Ci sono le tue calze rotte la notte in cui ti sei ubriacato
C'è ancora lì sul pianoforte una sciarpa blu
Ci sono le tue carte e il tuo profumo è ancora in questa casa
E proprio lì dove ti ho immaginato
C'eri tu*
La luce del sole si posò indisturbata nella parte destra del volto di Manuel, con una prepotenza inaudita, costringendolo ad affondare il volto nel cuscino. 'Non un altro giorno' fu il suo primo pensiero.
Non altra sofferenza, non ne aveva assolutamente bisogno. Eppure si era svegliato, di nuovo, un altra volta. Era passata una settimana e mezzo e lui continuava a desiderare di addormentarsi e dormire un sonno eterno. L'assenza di Simone era come al solito un enorme macigno nel petto. Solo, era l'unica parola che lo poteva descrivere al momento.
Rantolò fuori dal letto sentendo tutto il suo corpo pesare come il piombo. Senza riuscire ad alzare i piedi dal pavimento cercò di arrivare al bagno. Entro un'ora sarebbe dovuto essere al lavoro. Aveva accettato uno straordinario nello squallido bar dove lavorava, nonostante il sabato fosse il suo giorno libero.
Ma lui di libero non voleva avere neanche un attimo. Non voleva aver la possibilità di fermarsi a pensare, di fermarsi a realizzare. Di quello si trattava, realizzare, da una parte accettare. Elaborare.
Ma non ne era capace, non era pronto, non era quel che voleva. Vivere in un ricordo era letteralmente la cosa più difficile che potesse fare eppure la sentiva più facile, più fattibile. Non sarebbe sceso a compromessi con la realtà. Non avrebbe retto il colpo, sicuramente.
Il suo telefono abbandonato per terra iniziò a vibrare e il ronzio gli arrivò diretto alle orecchie, facendolo sussultare leggermente e spezzando il silenzio assoluto che ormai faceva da padrone nell'appartamento. Dall'orologio al suo polso riuscì a vedere il nome di sua madre, decidendo così di ignorare la chiamata insieme alla fitta al petto che ogni volta gli provocava vedere al suo polso il regalo che Simone gli aveva fatto per compleanno. Ma non riusciva a toglierlo, lo sentiva ancorato alla pelle, come se fosse diventato parte di essa, fuso con le sue cellule epiteliali.
Dopo 5 minuti buoni in cui si era immerso la faccia svariate volte nell'acqua fredda decise che era il momento di prepararsi. Evitò la doccia dove ancora giacevano per terra il bagnoschiuma al muschio bianco di Simone e la sua spugna verde.
Decisamente non era pronto. Tornò in camera, raccogliendo il cellulare, scansando il lenzuolo che lo ricopriva in parte. Rivelando però in quel modo un altro dettaglio, risalente solo a qualche sera prima.
*
Simone aveva decisamente bevuto troppo. Quella festa di ritrovo era stata inaspettatamente bella e piena di emozioni. A tutti, per una sera, era sembrato di essere tornati al liceo. Invece erano tutti così cambiati, tutti cresciuti e più o meno maturati.
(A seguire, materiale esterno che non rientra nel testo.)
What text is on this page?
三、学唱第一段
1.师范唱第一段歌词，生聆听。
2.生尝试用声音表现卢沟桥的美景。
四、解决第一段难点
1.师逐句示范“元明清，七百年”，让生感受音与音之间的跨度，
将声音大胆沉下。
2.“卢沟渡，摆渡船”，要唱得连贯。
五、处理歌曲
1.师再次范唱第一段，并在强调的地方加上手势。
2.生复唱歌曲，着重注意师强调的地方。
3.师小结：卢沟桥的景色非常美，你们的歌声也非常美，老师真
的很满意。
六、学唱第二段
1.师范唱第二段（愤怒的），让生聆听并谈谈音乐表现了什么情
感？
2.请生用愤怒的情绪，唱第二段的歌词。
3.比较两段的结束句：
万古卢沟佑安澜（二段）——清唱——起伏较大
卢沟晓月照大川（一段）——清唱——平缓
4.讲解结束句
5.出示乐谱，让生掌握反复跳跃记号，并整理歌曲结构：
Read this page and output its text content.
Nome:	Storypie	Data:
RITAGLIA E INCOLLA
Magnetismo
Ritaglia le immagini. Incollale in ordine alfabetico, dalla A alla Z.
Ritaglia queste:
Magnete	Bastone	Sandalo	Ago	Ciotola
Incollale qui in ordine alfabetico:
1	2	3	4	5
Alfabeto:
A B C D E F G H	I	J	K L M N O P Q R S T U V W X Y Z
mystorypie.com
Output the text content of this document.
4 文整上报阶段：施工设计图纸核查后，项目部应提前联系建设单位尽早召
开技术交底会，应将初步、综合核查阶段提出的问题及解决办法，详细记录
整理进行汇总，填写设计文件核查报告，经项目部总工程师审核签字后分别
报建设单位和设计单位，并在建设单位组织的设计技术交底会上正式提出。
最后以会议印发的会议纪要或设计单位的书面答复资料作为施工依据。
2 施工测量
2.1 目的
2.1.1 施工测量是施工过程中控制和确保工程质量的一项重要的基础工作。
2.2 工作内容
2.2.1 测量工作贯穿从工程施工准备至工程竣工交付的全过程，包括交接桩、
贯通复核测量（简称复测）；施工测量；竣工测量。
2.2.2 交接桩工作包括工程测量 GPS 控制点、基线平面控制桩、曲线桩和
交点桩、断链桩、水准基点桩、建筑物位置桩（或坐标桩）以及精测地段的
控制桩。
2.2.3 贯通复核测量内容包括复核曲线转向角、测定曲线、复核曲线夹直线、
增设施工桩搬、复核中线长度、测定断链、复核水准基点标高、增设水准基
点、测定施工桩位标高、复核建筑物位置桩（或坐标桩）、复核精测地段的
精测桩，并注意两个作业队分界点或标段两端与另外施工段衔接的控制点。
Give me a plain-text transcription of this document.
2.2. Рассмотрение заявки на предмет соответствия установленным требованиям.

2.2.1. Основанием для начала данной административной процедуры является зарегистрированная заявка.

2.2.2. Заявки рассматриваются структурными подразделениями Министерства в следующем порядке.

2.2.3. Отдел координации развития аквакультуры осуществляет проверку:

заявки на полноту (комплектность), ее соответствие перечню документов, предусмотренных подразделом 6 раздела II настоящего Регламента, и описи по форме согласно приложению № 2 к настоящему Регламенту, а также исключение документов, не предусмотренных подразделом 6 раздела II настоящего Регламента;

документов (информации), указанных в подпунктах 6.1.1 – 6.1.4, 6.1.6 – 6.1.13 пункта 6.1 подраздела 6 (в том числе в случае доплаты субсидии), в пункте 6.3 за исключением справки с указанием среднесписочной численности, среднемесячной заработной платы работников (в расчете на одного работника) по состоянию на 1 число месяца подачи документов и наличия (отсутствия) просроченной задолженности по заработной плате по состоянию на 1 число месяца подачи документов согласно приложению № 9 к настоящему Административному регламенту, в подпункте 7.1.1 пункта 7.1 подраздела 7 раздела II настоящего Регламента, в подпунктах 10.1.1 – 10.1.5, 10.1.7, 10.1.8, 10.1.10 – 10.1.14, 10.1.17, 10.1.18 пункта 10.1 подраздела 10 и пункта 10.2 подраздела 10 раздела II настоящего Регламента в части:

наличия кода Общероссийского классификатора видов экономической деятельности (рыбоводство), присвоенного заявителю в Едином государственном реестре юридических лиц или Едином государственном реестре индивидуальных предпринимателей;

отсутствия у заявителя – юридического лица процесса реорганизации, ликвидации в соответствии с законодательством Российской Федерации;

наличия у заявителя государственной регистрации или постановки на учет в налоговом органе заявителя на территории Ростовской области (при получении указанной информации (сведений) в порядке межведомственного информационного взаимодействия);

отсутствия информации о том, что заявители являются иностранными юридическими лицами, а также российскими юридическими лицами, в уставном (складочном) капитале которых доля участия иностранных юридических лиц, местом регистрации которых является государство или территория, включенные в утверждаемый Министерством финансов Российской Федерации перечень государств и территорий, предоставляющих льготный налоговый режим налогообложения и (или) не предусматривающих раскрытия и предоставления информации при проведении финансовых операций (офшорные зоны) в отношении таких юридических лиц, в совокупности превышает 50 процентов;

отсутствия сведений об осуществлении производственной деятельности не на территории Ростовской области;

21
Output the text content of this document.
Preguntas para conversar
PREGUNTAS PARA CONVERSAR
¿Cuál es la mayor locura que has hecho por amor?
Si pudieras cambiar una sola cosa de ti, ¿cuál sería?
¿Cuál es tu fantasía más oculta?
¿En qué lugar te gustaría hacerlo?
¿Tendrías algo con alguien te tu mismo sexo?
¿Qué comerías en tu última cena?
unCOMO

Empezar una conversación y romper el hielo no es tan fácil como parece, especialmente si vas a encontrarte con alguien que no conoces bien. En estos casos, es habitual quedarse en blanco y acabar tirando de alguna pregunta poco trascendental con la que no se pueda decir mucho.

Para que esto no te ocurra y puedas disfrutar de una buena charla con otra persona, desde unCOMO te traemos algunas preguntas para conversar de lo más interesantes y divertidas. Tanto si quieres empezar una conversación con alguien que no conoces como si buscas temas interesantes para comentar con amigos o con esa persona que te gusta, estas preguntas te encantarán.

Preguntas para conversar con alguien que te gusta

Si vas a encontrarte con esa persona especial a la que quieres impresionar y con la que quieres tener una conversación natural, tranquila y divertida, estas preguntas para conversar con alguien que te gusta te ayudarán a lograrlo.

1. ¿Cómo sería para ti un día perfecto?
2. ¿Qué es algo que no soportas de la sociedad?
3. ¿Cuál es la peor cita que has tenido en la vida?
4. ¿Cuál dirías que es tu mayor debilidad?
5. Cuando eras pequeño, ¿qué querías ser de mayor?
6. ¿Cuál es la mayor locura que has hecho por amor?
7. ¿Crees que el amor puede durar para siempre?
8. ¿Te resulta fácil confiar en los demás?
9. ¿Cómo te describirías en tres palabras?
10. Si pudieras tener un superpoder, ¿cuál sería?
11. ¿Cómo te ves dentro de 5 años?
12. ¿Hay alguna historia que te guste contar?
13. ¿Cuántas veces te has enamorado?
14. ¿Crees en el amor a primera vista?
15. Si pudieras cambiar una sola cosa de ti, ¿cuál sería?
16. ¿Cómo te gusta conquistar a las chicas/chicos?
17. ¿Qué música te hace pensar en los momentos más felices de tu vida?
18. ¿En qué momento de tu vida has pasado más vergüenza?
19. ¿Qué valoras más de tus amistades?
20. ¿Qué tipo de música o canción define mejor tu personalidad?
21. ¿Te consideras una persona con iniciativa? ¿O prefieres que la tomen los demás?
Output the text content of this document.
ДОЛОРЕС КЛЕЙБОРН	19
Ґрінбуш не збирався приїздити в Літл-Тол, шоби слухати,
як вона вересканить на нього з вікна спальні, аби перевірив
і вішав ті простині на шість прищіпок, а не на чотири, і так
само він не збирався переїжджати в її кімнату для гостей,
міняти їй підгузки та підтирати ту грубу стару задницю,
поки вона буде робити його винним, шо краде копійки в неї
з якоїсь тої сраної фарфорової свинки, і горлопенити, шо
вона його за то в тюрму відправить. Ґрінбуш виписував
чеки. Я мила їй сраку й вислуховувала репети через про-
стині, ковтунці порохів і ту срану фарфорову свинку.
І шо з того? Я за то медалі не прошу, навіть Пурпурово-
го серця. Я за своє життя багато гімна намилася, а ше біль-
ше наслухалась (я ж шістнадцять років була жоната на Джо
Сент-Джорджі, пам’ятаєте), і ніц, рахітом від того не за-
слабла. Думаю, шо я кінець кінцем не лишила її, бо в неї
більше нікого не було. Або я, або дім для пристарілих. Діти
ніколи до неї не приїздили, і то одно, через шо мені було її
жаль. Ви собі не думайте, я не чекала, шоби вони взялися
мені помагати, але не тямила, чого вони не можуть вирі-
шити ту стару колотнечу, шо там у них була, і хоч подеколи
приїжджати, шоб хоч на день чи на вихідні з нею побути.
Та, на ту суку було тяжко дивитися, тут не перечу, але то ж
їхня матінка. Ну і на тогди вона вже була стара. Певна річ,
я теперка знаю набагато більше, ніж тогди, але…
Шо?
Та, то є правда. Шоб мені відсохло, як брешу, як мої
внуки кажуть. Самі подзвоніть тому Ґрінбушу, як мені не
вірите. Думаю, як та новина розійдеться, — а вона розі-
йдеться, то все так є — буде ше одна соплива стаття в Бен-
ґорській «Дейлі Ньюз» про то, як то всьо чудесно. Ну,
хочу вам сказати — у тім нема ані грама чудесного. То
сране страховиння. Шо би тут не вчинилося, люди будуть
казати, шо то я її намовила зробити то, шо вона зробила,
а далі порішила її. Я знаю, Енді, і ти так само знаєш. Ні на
Eppure nell'ebrezza di quella ventata di aria di liceo, la serata avevano deciso di finirla in discoteca, in mezzo a ragazzini decisamente più piccoli di loro, in mezzo a corpi sudati, a drink appiccicosi per terra e sigarette fumate solo per metà.
E Simone si era comportato come un ragazzino. Aveva bevuto, dimenticandosi probabilmente che lui l'alcol non lo reggeva proprio. Ma fomentato dagli ex compagni, l'alcol aveva un sapore diverso. Sapeva di cambio della monotonia in cui si sentiva confinato.
Andava tutto bene nel fumo in cui la sua mente si trovava in quel momento, i problemi con Manuel non erano che uno sfondo poco rumoroso, un brusio lontano e indistinto, che ormai non lo disturbava più. Almeno, non lo disturbava finché la mano di Manuel gli si attanagliò al bicipite, stretta in una morsa fatta apposta per far male.